Die Waffen der SNB

Die Strategie der SNB, eine Untergrenze in EUR-CHF von 1,20 CHF zu verteidigen, war bislang ein großer Erfolg. Da der Franken beim aktuellen Kursniveau um 1,23 CHF aber für viele noch immer zu stark ist, mehren sich die Forderungen nach weiteren Aktionen zur Franken-Abwertung.

Eine erneute Ausweitung der ohnehin schon großzügigen Liquiditätsbereitstellung der SNB wäre als geldpolitische Maßnahme zur Konjunkturstimulierung denkbar; wie gering allerdings die Wechselkurswirkungsein dürfte, hat die Flutung des Geldmarktes im August/September gezeigt.
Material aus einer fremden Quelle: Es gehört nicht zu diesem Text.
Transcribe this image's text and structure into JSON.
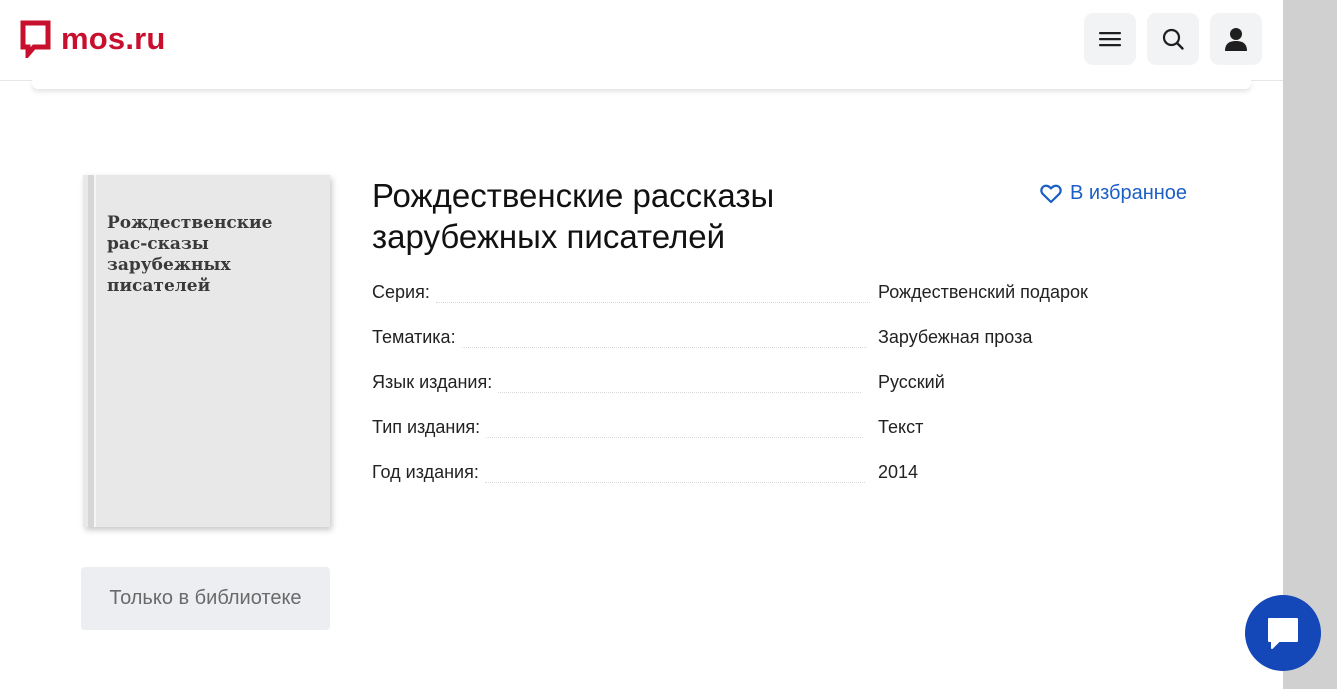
{
  "header": {
    "logo_text": "mos.ru",
    "menu_icon": "hamburger-icon",
    "search_icon": "search-icon",
    "user_icon": "user-icon",
    "brand_color": "#c8102e"
  },
  "book": {
    "cover_title": "Рождественские рас-сказы зарубежных писателей",
    "title": "Рождественские рассказы зарубежных писателей",
    "favorite_label": "В избранное",
    "availability_label": "Только в библиотеке",
    "properties": [
      {
        "key": "Серия:",
        "value": "Рождественский подарок"
      },
      {
        "key": "Тематика:",
        "value": "Зарубежная проза"
      },
      {
        "key": "Язык издания:",
        "value": "Русский"
      },
      {
        "key": "Тип издания:",
        "value": "Текст"
      },
      {
        "key": "Год издания:",
        "value": "2014"
      }
    ]
  },
  "chat": {
    "icon": "chat-icon",
    "color": "#1447b8"
  },
  "colors": {
    "accent_link": "#1c5fc4"
  }
}
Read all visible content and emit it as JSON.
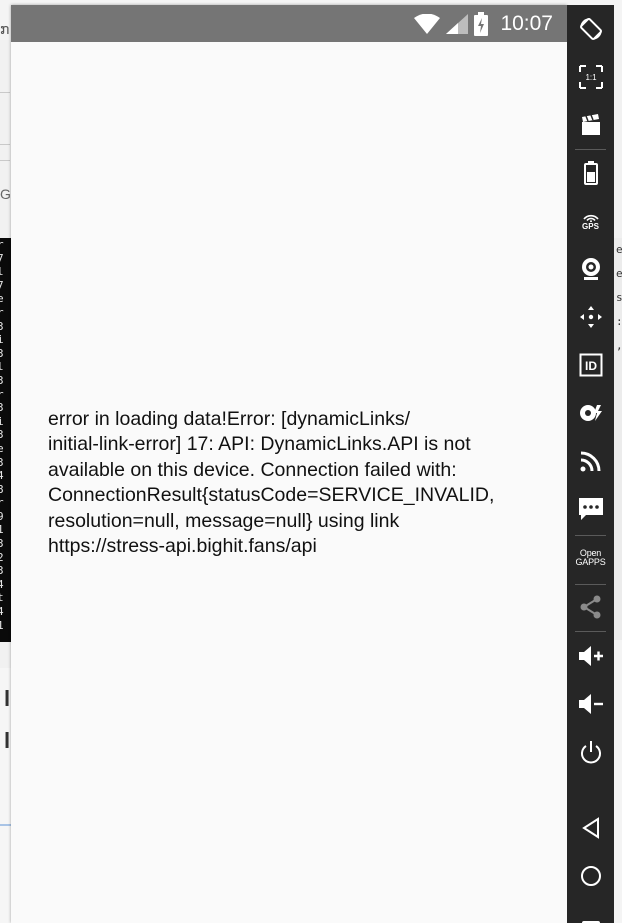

Deutlich wahrscheinlicher ist die Anhebung der von der SNB verteidigten EUR-CHF-Untergrenze von derzeit 1,20 CHF. Da die jüngsten Konsumentenpreisdaten (-0,2% m/m, -0,5% y/y) die schwelende Deflationsgefahr erschreckend nachdrücklich unterstrichen haben, fehlt es nicht an Motivation für die SNB. Ein guter Zeitpunkt wäre dafür die Notenbanksitzung am 15. Dezember.

Die Diskussion über Negativzinsen sehen wir kritisch. Es ist korrekt, dass derzeit eine Arbeitsgruppe der Schweizer Regierung prüft, ob im Falle einer weiteren Verschärfung (!) der EWU-Schuldenkrise Negativzinsen und/oder Kapitalverkehrskontrollen sinnvoll wären. Wir halten Negativzinsen für wenig effektiv: Wie wenig Zinssenkungen eine krisenbedingte Franken-Aufwertung aufhalten können, haben wir im August 2011 gesehen. Auch das Experiment in den 70er Jahren, als man versuchte, mit Negativzinsen die CHF-Aufwertung zu stoppen,ist kläglich gescheitert. Zudem ist die SNB in ihren geldpolitischen Entscheidungen unabhängig, muss sich also von der Regierung nicht diktieren lassen, welcher Zinssatz angemessen wäre. (Anders wäre dies bei der Einführung von Steuern auf Ausländer-Konten, gehaltene Anleihen o.ä.. Diese könnten von politischer Seite eingeführt werden.)

Am plausibelsten, da am wirkungsvollsten ist für uns eine Fortsetzung der Verteidigung einer konkreten Wechselkursgrenze. Der Erfolg der SNB in den letzten Monaten spricht für sich. Die damit erzielte Glaubwürdigkeit würde auch eine schrittweise Anhebung der EUR-CHF-Grenze ermöglichen, die auch bei einer weiteren Kriseneskalation durch die SNB zu verteidigen wäre. Eine spekulative Attacke gegen die SNB ist für uns keine gewinnbringende Strategie.